Voters figured then, as they do now, that the woman sharing the president’s bed can exert great influence – something Abigail Adams took no pains to hide. Her Federalist ardor was so public that a member of the Republican opposition groused she was, “Mrs. President, not of the United States but of a faction.” And when, with Abigail off in Quincy, Mass., John Adams surprised and dismayed war hawks in his own party by appointing a peace commission to France, the consensus was that he never would have dared do it if “the old woman had been there.”
Anyone who thinks candidates’ wives were once spared the scathing attacks of political campaigns needs to read some history. When James Madison ran for president, his wife was judged “overly sexed” and said to have “unsexed” him because he had no children. The wildly partisan and unscrupulous newspapers accused Thomas Jefferson of “pimping” Dolley Madison and her sisters in exchange for votes in Congress. Talk about nasty!
But Dolley Madison was considered fair game because she was such a public woman, the person who brought men of both parties together to promote her husband’s political career. After Madison’s first presidential win, his opponent, Charles Cotesworth Pinckney, concluded that he “was beaten by Mr. and Mrs. Madison. I might have had a better chance if I had faced Mr.

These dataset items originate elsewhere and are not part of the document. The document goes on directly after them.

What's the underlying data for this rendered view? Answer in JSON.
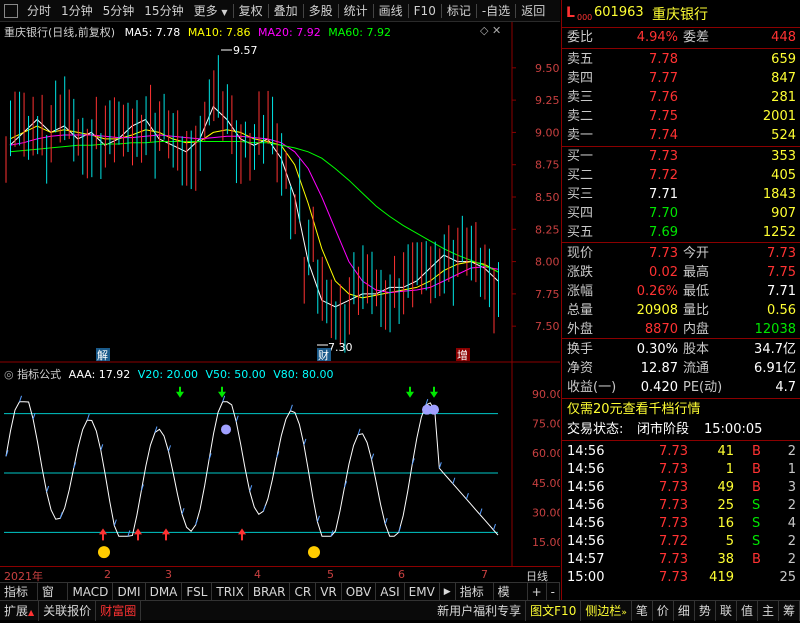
{
  "toolbar": {
    "items": [
      "分时",
      "1分钟",
      "5分钟",
      "15分钟",
      "更多",
      "复权",
      "叠加",
      "多股",
      "统计",
      "画线",
      "F10",
      "标记",
      "-自选",
      "返回"
    ]
  },
  "kline": {
    "title": "重庆银行(日线,前复权)",
    "ma5_label": "MA5: 7.78",
    "ma10_label": "MA10: 7.86",
    "ma20_label": "MA20: 7.92",
    "ma60_label": "MA60: 7.92",
    "high_mark": "9.57",
    "low_mark": "7.30",
    "markers": [
      "解",
      "财",
      "增"
    ],
    "y_ticks": [
      "9.50",
      "9.25",
      "9.00",
      "8.75",
      "8.50",
      "8.25",
      "8.00",
      "7.75",
      "7.50"
    ],
    "colors": {
      "ma5": "#ffffff",
      "ma10": "#ffff00",
      "ma20": "#ff00ff",
      "ma60": "#00ff00"
    }
  },
  "indicator": {
    "title": "指标公式",
    "aaa": "AAA: 17.92",
    "v20": "V20: 20.00",
    "v50": "V50: 50.00",
    "v80": "V80: 80.00",
    "y_ticks": [
      "90.00",
      "75.00",
      "60.00",
      "45.00",
      "30.00",
      "15.00"
    ]
  },
  "chart_data": {
    "type": "line",
    "title": "重庆银行(日线,前复权)",
    "ylim": [
      7.3,
      9.7
    ],
    "series": [
      {
        "name": "MA5",
        "values": [
          8.9,
          9.0,
          9.1,
          9.0,
          9.05,
          8.95,
          9.0,
          8.9,
          8.95,
          9.05,
          9.1,
          8.95,
          8.9,
          8.85,
          8.95,
          9.2,
          9.1,
          8.95,
          8.9,
          8.95,
          8.8,
          8.5,
          8.0,
          7.7,
          7.65,
          7.7,
          7.75,
          7.75,
          7.8,
          7.8,
          7.85,
          7.95,
          8.05,
          8.0,
          8.0,
          7.95,
          7.85
        ]
      },
      {
        "name": "MA10",
        "values": [
          8.95,
          9.0,
          9.05,
          9.0,
          9.02,
          9.0,
          8.98,
          8.95,
          8.95,
          8.98,
          9.02,
          9.0,
          8.95,
          8.92,
          8.93,
          9.0,
          9.02,
          9.0,
          8.95,
          8.93,
          8.9,
          8.75,
          8.45,
          8.1,
          7.85,
          7.75,
          7.72,
          7.74,
          7.76,
          7.78,
          7.8,
          7.85,
          7.93,
          7.98,
          8.0,
          7.98,
          7.92
        ]
      },
      {
        "name": "MA20",
        "values": [
          8.9,
          8.92,
          8.95,
          8.97,
          8.98,
          8.98,
          8.98,
          8.97,
          8.96,
          8.96,
          8.97,
          8.98,
          8.97,
          8.96,
          8.95,
          8.96,
          8.97,
          8.97,
          8.96,
          8.95,
          8.92,
          8.85,
          8.72,
          8.5,
          8.25,
          8.0,
          7.85,
          7.78,
          7.76,
          7.77,
          7.78,
          7.8,
          7.85,
          7.9,
          7.95,
          7.96,
          7.94
        ]
      },
      {
        "name": "MA60",
        "values": [
          8.85,
          8.86,
          8.87,
          8.88,
          8.89,
          8.9,
          8.9,
          8.91,
          8.91,
          8.92,
          8.92,
          8.93,
          8.93,
          8.93,
          8.93,
          8.93,
          8.93,
          8.93,
          8.92,
          8.92,
          8.9,
          8.88,
          8.85,
          8.8,
          8.72,
          8.63,
          8.53,
          8.43,
          8.35,
          8.28,
          8.22,
          8.16,
          8.1,
          8.05,
          8.01,
          7.97,
          7.92
        ]
      }
    ],
    "x": [
      "2021年",
      "2",
      "3",
      "4",
      "5",
      "6",
      "7"
    ]
  },
  "quote": {
    "badge": "L",
    "badge_sub": "000",
    "code": "601963",
    "name": "重庆银行",
    "weibi_label": "委比",
    "weibi_value": "4.94%",
    "weicha_label": "委差",
    "weicha_value": "448",
    "asks": [
      {
        "label": "卖五",
        "price": "7.78",
        "vol": "659"
      },
      {
        "label": "卖四",
        "price": "7.77",
        "vol": "847"
      },
      {
        "label": "卖三",
        "price": "7.76",
        "vol": "281"
      },
      {
        "label": "卖二",
        "price": "7.75",
        "vol": "2001"
      },
      {
        "label": "卖一",
        "price": "7.74",
        "vol": "524"
      }
    ],
    "bids": [
      {
        "label": "买一",
        "price": "7.73",
        "vol": "353"
      },
      {
        "label": "买二",
        "price": "7.72",
        "vol": "405"
      },
      {
        "label": "买三",
        "price": "7.71",
        "vol": "1843"
      },
      {
        "label": "买四",
        "price": "7.70",
        "vol": "907"
      },
      {
        "label": "买五",
        "price": "7.69",
        "vol": "1252"
      }
    ],
    "stats": [
      {
        "l1": "现价",
        "v1": "7.73",
        "l2": "今开",
        "v2": "7.73"
      },
      {
        "l1": "涨跌",
        "v1": "0.02",
        "l2": "最高",
        "v2": "7.75"
      },
      {
        "l1": "涨幅",
        "v1": "0.26%",
        "l2": "最低",
        "v2": "7.71"
      },
      {
        "l1": "总量",
        "v1": "20908",
        "l2": "量比",
        "v2": "0.56"
      },
      {
        "l1": "外盘",
        "v1": "8870",
        "l2": "内盘",
        "v2": "12038"
      }
    ],
    "stats2": [
      {
        "l1": "换手",
        "v1": "0.30%",
        "l2": "股本",
        "v2": "34.7亿"
      },
      {
        "l1": "净资",
        "v1": "12.87",
        "l2": "流通",
        "v2": "6.91亿"
      },
      {
        "l1": "收益(一)",
        "v1": "0.420",
        "l2": "PE(动)",
        "v2": "4.7"
      }
    ],
    "promo": "仅需20元查看千档行情",
    "trade_status_label": "交易状态:",
    "trade_status": "闭市阶段",
    "trade_time": "15:00:05",
    "ticks": [
      {
        "time": "14:56",
        "price": "7.73",
        "vol": "41",
        "side": "B",
        "n": "2"
      },
      {
        "time": "14:56",
        "price": "7.73",
        "vol": "1",
        "side": "B",
        "n": "1"
      },
      {
        "time": "14:56",
        "price": "7.73",
        "vol": "49",
        "side": "B",
        "n": "3"
      },
      {
        "time": "14:56",
        "price": "7.73",
        "vol": "25",
        "side": "S",
        "n": "2"
      },
      {
        "time": "14:56",
        "price": "7.73",
        "vol": "16",
        "side": "S",
        "n": "4"
      },
      {
        "time": "14:56",
        "price": "7.72",
        "vol": "5",
        "side": "S",
        "n": "2"
      },
      {
        "time": "14:57",
        "price": "7.73",
        "vol": "38",
        "side": "B",
        "n": "2"
      },
      {
        "time": "15:00",
        "price": "7.73",
        "vol": "419",
        "side": "",
        "n": "25"
      }
    ]
  },
  "bottom_axis": {
    "labels": [
      "2021年",
      "2",
      "3",
      "4",
      "5",
      "6",
      "7"
    ],
    "period": "日线"
  },
  "bar1": {
    "items": [
      "指标A",
      "窗口",
      "MACD",
      "DMI",
      "DMA",
      "FSL",
      "TRIX",
      "BRAR",
      "CR",
      "VR",
      "OBV",
      "ASI",
      "EMV"
    ],
    "right": [
      "指标B",
      "模 板",
      "+",
      "-"
    ]
  },
  "bar2": {
    "items": [
      "扩展",
      "关联报价",
      "财富圈"
    ],
    "news": "新用户福利专享",
    "right": [
      "图文F10",
      "侧边栏"
    ],
    "right_icons": [
      "笔",
      "价",
      "细",
      "势",
      "联",
      "值",
      "主",
      "筹"
    ]
  }
}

Madison alone.”
That’s of course the reason why wives are subject to scrutiny – they can affect the outcome of a presidential election, though it’s hard to measure how much sway they actually hold. In an ABC News poll taken in December, 16 percent said they gave a “great amount” consideration to the spouses of the candidates, but that’s when Bill Clinton was still one of that number and before he had angered many Democrats during the primary season.
Still, in the very personal vote that Americans cast for president, a wife can help us as we seek to know more about the man. The fact that the affable and intelligent Laura liked George Bush meant some skeptical voters gave him the benefit of the doubt. It’s no accident that he started every speech in his first campaign making a self-deprecatory joke about Laura’s advice.
The spouse can help, and she can hurt, as both Hillary Clinton and Teresa Heinz Kerry learned the hard way, and Michelle Obama’s had a taste of it already in this campaign. Her remark about being proud of her country for the first time in her adult life created fodder for the attack machine, with the National Review running her picture on a cover entitled “Mrs. Grievance.”
But she has time to remake that image, which is why we’re seeing her everywhere. How voters relate to her – or to Cindy McCain – could make the difference in a close contest. What the wives do or say can change the course of history.
“Mrs. Madison saved the administration of her husband,” James G. Blaine wrote of Madison’s second election. “But for her DeWitt Clinton would have been chosen president in 1812.” And that was even without “The View.”